I've been wanting to go fishing with my cousin Garry for a long time, so I reached out to him and planned a day that we could go and float a river. Met up with him at midnight to make the drive out to the green river below flaming gorge, drinking coffee and swapping stories including how this is Garry's new drift boat his previous one had been sunk by his friend. It sounds like the friend was probably lucky to not have drowned in the process. To his credit, he replaced the boat.
Arrived early and got the boat launched before light. While I was waiting for Garry to come back down from the parking area I caught two rainbows on a woolly bugger. Once there was enough light to see we set off on our float down the A section. Using an amazing secret method that Garry showed me, we found some willing fish and missed/long line released several more.
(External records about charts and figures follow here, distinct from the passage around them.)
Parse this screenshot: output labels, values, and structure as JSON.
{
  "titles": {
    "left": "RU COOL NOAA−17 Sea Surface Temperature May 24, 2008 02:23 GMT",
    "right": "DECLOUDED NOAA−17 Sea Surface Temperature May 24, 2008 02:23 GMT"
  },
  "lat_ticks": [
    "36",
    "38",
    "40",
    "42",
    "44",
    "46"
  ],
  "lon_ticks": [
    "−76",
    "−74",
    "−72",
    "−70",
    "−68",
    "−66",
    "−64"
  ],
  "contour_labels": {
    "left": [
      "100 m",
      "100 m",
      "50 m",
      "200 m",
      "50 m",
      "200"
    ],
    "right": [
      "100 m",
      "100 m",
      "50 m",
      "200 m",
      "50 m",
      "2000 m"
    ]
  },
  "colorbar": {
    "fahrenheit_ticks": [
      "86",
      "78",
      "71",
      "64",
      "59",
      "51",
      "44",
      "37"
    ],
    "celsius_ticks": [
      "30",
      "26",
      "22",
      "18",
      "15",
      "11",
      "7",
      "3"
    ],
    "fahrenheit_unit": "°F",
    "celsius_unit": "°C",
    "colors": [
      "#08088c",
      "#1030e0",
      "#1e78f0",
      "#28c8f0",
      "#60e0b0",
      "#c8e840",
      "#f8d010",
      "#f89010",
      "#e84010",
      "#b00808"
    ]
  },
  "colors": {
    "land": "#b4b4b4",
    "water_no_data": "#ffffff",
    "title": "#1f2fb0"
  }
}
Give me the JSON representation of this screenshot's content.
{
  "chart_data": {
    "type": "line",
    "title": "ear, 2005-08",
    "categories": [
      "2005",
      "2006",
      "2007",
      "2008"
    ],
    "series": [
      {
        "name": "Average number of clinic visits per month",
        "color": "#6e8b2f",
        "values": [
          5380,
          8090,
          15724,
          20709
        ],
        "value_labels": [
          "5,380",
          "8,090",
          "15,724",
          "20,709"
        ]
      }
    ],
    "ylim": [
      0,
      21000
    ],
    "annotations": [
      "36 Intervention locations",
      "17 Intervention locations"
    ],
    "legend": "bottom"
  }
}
Fishing slowed down considerably once we got into the sunlight and other boats started catching up to us. I know that these fish see a lot of boats and are probably used to it, but I swear that seeing a boat spooked the fish...and there were A LOT of boats. Some were fishing boats, but the majority were pleasure boaters. Lots of people seem to be getting out and enjoying the outdoors which is great, but do they have to do it the same day & time as me?
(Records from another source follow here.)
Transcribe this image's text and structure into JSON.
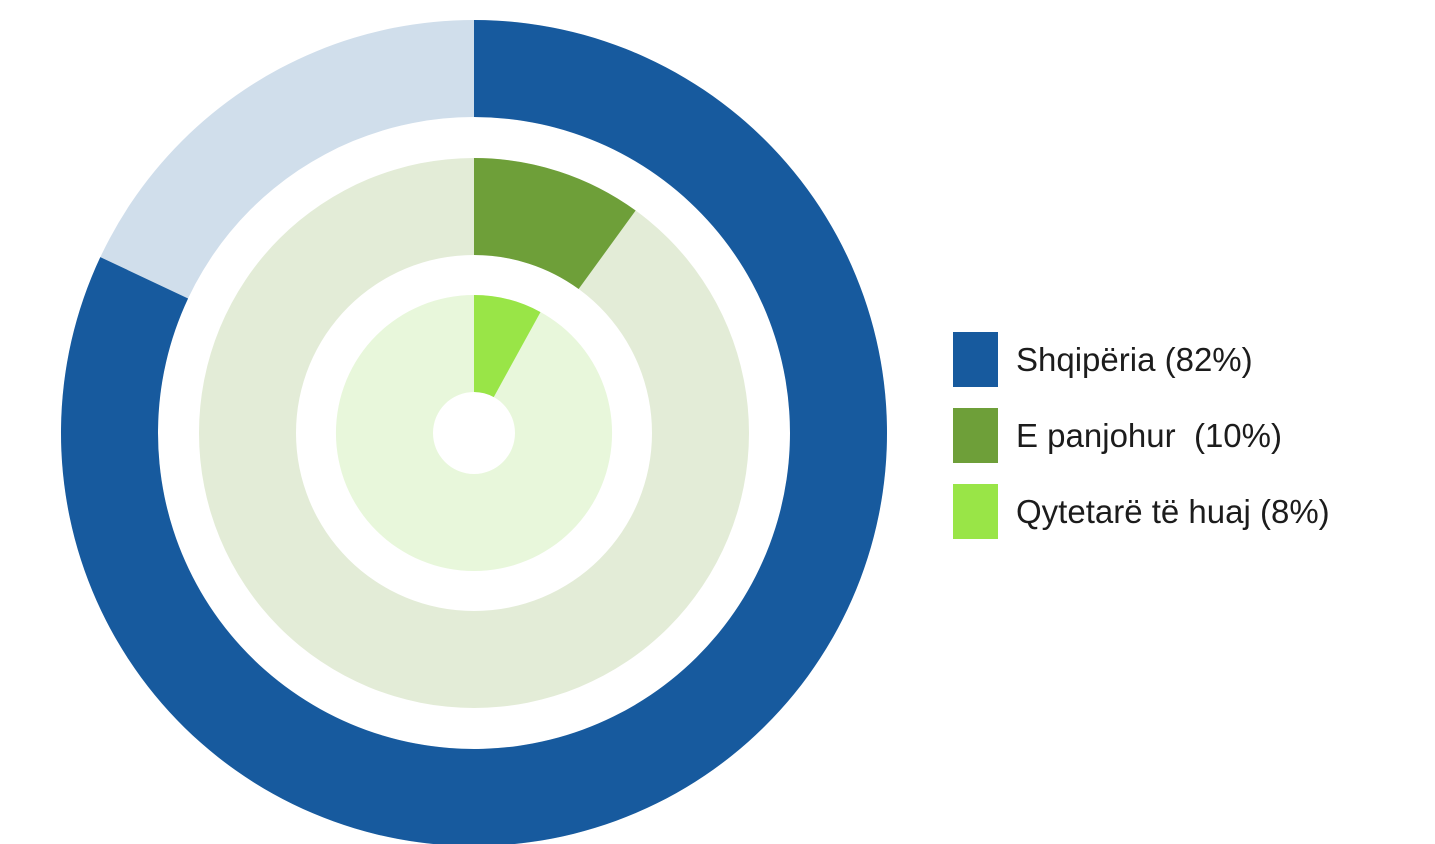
{
  "chart_data": {
    "type": "radial-bar",
    "series": [
      {
        "name": "Shqipëria (82%)",
        "value": 82,
        "color": "#175A9E",
        "track_color": "#D0DEEB"
      },
      {
        "name": "E panjohur  (10%)",
        "value": 10,
        "color": "#6E9F39",
        "track_color": "#E3ECD7"
      },
      {
        "name": "Qytetarë të huaj (8%)",
        "value": 8,
        "color": "#99E547",
        "track_color": "#E8F7DB"
      }
    ],
    "max": 100
  }
}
We found a pod of rising fish and anchored up in order to cast to them repeatedly. Everytime a boat would go by the fish would stop rising for a couple of minutes. We also had two guides come and park next to us while they re-rigged their clients, which seemed to take an extra long time. It's weird that a guide would want to park right next to another boat, and it seemed pretty rude. Garry managed to hook up on one of the picky risers and landed his best fish of the trip.
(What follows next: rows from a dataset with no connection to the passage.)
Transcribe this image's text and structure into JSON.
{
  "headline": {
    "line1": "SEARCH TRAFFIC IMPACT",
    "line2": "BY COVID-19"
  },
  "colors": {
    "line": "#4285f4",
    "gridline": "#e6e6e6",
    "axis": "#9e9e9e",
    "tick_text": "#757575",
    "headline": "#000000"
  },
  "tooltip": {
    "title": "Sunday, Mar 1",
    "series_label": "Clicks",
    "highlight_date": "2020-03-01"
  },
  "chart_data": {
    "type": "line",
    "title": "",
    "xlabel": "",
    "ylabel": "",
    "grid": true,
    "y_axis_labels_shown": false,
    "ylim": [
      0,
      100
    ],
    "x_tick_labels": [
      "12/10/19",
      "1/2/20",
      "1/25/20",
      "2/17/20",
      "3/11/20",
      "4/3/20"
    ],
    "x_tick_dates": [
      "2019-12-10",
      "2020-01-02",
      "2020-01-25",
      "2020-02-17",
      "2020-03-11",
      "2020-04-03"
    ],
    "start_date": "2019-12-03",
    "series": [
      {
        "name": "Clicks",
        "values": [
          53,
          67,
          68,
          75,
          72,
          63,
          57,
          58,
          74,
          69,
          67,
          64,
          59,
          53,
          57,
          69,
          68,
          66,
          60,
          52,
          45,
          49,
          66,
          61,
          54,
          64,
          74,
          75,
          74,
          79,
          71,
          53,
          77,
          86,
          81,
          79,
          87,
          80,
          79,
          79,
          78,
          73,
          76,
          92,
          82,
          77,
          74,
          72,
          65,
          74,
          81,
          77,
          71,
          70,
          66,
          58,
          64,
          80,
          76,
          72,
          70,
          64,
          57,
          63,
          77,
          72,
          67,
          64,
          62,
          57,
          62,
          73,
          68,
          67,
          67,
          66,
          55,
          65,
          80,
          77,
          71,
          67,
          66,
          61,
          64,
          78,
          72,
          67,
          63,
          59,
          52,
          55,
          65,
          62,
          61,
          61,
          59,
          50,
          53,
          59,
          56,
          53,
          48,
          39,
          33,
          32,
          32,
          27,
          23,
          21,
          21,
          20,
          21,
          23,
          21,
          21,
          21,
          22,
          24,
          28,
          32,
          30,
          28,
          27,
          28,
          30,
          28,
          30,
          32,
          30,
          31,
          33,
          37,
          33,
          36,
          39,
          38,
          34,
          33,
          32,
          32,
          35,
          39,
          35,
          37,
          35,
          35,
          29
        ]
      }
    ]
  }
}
This might seem weird to some people, but I was really excited to row. I've been in a drift boat once before, but I've never had the opportunity to try rowing. Garry was kind enough to let me learn on his boat, but he still took over on the rapids or if there were a lot of rocks. It wasn't nearly as physical as I though it would be (maybe because I did the easy part?) but it was a lot of fun to try and help make each drift as long as possible. I'm not sure if I did a good job or not, but I tried and Garry didn't give me too much crap for my rowing.
When we were getting close to the take out, I managed to catch my biggest rainbow on a Chernobyl Ant and after the long dry run, I was shocked that I didn't screw up the hook set.
It's always a little sad to realize that a day of fishing is coming to an end, but I felt like we'd made the best of a tough day of fishing. Garry suggested that we come back and fish the green again once I get some more time off, an offer that I'll have to take him up on!